Nearly a quarter of all Bluefin tuna imported into Japan comes from the United States, and that’s just one fish. The sushi trade has been as lauded as it’s been criticized for it’s comparatively pure reliance on supply and demand. As governments have more and more protected the Bluefin tuna, its demand has gone up. Early this year, one Bluefin sold at the famous Tsukiji fish market auction for $1.8 million USD.
But this is meant to encourage your exploration, not discourage your sense of what makes Tokyo sushi authentic. The Tsukiji market’s Outer-Market is loaded with retailors for personal consumption while the auctions and wholesale trade takes place in the Inner-Market. Browsing through the market it seems there are two ways of seeing the fish before you: you can hold firm to the irrationality of these tuna flown in from New England to sell to locals, as well as New England tourists, a food that forty years ago was considered disgusting by most Americans and Europeans.
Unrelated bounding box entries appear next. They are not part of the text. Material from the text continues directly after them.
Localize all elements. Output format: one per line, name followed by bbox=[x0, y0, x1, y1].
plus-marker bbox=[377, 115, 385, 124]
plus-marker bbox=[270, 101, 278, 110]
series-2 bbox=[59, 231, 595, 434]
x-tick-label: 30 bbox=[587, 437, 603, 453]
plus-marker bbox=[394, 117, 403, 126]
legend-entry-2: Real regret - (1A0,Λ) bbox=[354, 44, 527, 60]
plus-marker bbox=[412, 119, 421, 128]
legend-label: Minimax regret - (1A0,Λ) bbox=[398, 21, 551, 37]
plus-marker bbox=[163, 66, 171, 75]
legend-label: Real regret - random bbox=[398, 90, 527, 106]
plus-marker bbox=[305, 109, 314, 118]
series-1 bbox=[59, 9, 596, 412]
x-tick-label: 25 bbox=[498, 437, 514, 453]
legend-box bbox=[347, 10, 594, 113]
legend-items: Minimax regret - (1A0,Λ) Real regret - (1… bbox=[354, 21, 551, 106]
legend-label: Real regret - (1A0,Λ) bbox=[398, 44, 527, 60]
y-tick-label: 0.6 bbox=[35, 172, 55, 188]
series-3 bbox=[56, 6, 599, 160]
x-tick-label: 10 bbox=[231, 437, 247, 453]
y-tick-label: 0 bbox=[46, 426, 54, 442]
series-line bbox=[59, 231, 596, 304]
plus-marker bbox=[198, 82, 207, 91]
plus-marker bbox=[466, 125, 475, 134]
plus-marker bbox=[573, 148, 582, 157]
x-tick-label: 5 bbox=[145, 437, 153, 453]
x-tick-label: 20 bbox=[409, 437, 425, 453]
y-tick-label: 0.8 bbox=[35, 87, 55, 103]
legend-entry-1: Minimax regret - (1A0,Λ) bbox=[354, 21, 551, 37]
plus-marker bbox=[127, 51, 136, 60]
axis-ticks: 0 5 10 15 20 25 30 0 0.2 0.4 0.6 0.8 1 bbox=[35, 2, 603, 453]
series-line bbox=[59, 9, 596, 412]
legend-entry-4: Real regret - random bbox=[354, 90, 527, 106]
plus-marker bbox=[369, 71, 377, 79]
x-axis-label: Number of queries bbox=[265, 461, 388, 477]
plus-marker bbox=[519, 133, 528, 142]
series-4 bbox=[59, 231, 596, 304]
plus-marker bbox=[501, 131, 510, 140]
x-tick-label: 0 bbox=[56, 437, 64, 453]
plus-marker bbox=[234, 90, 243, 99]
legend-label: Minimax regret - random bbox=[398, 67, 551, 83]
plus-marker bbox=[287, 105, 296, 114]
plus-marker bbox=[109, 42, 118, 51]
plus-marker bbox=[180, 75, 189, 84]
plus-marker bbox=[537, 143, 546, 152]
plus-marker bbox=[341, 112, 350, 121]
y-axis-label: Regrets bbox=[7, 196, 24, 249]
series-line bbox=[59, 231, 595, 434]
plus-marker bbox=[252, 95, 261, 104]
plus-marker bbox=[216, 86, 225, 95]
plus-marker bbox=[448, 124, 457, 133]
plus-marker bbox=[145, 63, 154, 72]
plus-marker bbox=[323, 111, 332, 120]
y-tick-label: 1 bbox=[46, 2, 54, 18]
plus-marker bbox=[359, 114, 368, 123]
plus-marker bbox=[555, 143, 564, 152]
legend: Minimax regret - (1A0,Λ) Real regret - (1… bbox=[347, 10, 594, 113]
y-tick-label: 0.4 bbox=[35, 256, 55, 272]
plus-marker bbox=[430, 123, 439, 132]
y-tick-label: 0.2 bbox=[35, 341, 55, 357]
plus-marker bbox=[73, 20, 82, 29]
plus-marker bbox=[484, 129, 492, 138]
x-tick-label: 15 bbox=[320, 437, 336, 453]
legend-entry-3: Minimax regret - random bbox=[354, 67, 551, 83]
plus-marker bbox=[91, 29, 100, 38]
Or you can see what is still beautiful about the Japanese relationship to these fish. Many of the markets that import from around the world send “tuna techs” as they are known to New England, Spain, Croatia, and the other tuna exporting countries to teach fisherman how to properly catch, cut, and determine which fish are of the proper quality to be sold at Tsukiji. It may seem neurotic or controlling but it is neither. It comes from a place of pride and respect for the fish and consumers alike.
Locals and in-the-know activists will surely have their own views on where to travel to get the “truth” about the international fish trade but for curious travelers and non-ideological investigators, Tokyo should be embraced specifically for the range of views one can take away from it. Moving beyond the market, an important part of any investigatory trip is to view your subject “in action.”
The small restaurants Daisho Siusan, Tonsui, and Sushi Sawada are frequently praised as the best of the more traditional end of the sushi spectrum. Also make sure to carve out some time to visit restaurants featuring the distinctly Japanese, kaitenzushi method of serving. Also known as “conveyor belt sushi” these restaurants often have no menus and very few servers.
Instead a long conveyer belt with plates of one or two pieces of sushi roves its way throughout the restaurant and patrons pick and choose the bites they want. The plates are often colored different to represent the price of each piece. This is as entertaining an experience as it is eye opening.
The lack of westernized sushi entrees like the ubiquitous Sushi/Sashimi Combination For Two is reflective of the respect for the fish themselves and the food as its own cultural institution. Sushi is to be savored not merely ingested.
More “contemporary” approaches to the cuisine can be found almost anywhere but I recommend seeking out those who hold as true as possible to the ancient ethos of sushi culture to get the best understanding of how this fish is regarded and, perhaps, why some are willing to do almost anything to keep it available. The catching and trading of sushi-grade fish is not a perfect system but not all those involved with the trade are out to do harm to consumers or the fish themselves. It’s a complex relationship that is best understood on the personal level.
Spending time at the Tsukiji market and taking several hours to eat one piece at a time will if nothing else bring you closer to understanding, if not totally approving of, the journey these fish take throughout our physical and cultural lives. And for many, that is precisely what sushi in Tokyo is all about.